Sophie Conner
Ironically, the first time I knew it had become a real problem was when the question of “Do you even remember the last three TikToks you watched?” interrogated me at 3am, as I was endlessly swiping on my For You page. I was waiting eagerly to watch something new, something that would clench my thirst for the insatiable – yet I was called to stop my pursuit to think! A concoction of thoughts ricocheted around my brain: I thought TikTok was supposed to be the perfect formula for procrastination! Why am I suddenly being urged to become present and aware? I definitely should have scrolled by now…
Nevertheless, the answer you are looking for is no. I could not remember the last three TikToks I watched. In fact, I was struggling to even recollect the latter. Thus, the question began to stir something within me and all the scrolling, scrolling and scrolling that had once been so stimulating and distracting, started to resemble something that seemed tedious and fruitless.

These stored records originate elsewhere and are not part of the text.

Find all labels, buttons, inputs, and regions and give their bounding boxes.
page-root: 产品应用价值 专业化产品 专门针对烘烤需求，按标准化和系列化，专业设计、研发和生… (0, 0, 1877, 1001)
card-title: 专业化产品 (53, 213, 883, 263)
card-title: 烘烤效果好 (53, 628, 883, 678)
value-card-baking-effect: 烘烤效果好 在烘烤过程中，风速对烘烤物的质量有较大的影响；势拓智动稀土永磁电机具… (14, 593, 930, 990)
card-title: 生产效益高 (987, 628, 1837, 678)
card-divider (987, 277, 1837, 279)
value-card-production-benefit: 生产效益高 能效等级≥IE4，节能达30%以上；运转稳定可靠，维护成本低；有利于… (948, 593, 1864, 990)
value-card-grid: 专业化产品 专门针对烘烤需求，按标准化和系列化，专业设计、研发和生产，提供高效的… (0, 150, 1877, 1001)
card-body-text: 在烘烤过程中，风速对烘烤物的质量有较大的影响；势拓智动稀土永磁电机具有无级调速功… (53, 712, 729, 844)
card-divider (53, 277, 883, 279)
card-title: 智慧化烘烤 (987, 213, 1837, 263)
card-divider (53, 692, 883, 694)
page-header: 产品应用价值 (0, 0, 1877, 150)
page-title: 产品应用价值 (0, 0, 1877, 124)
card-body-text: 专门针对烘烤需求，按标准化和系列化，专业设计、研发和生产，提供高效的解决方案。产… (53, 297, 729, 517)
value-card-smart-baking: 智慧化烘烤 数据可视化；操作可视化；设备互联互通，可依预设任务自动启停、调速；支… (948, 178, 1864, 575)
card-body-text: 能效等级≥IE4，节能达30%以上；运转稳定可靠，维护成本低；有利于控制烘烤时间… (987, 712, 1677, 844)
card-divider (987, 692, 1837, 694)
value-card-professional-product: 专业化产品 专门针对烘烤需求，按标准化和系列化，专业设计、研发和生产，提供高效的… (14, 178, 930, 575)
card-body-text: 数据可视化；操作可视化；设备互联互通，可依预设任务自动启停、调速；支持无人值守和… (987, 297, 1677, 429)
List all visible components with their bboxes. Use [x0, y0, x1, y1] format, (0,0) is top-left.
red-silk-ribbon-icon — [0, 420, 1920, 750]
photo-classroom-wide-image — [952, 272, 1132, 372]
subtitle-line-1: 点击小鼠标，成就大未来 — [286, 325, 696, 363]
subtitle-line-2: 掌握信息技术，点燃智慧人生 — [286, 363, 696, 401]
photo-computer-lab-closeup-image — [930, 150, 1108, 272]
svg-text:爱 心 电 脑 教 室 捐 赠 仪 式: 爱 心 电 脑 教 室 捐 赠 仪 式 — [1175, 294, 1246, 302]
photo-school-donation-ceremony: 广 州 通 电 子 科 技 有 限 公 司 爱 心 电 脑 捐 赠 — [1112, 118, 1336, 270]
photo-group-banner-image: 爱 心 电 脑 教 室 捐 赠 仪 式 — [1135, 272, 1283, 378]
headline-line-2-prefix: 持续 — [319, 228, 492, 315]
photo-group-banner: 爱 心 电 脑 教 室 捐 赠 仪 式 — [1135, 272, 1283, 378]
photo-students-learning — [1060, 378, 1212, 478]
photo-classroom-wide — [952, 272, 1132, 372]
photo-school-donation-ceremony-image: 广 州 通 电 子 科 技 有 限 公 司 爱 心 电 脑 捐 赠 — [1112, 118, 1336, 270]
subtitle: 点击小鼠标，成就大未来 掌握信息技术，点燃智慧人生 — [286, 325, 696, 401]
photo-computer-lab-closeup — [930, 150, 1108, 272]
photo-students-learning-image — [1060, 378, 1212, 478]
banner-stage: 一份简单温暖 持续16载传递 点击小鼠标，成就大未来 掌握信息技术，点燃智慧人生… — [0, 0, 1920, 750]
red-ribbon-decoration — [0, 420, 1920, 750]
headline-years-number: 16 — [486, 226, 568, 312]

Then one night, I had a sort of epiphany. After spending hours on TikTok, I pondered the question again: the last three TikToks… I thought to myself, and once again, I was exposed to the same disturbance. The same feeling of discombobulation from before. The worst part of it was that I had been sitting there for hours scrolling, and I couldn’t even remember the three. I dreaded to think what this app has done to my attention span, and that dread was followed with a concerned gulp. It was a gulp of absolute apprehension when I contemplated how exhausted my brain must be, from all the forced over-excess of information, content and screen-time. I knew I had to give myself a break – so I deleted it, and I haven’t looked back from there.
TikTok is built on the foundation of being a loop of entertainment; satisfying the collective with short and recurring videos. It promotes itself as the perfect prescription for a few minutes of boredom. However, the few minutes of boredom can unknowingly transcend into a few hours, as the algorithm cunningly morphs and moulds exactly to your tastes. Shortly, the once trustworthy remedy used to appease our few minutes of boredom, becomes the enabler of procrastination. The app taps into our insatiable appetites with its overload of entertainment, releasing dopamine with every swipe, and feeding our abject affirmations of just one more…Accompanied with tantalising glimpses of watching something funnier, as well as unobtainable promises of superlatives, TikTok can quickly transform into something unequivocally addictive. Think about all those late nights you have spent, with your eyes half-shut at 3am, fighting the fatigue, remaining resilient – persistent – on watching just one more… Ask yourself if it is worth it. When you wake up feeling groggy and dazed, feeling a sense of TikTok burnout… Take a moment to shut off your phone, become present, and ask yourself: do you remember the last three TikToks you watched?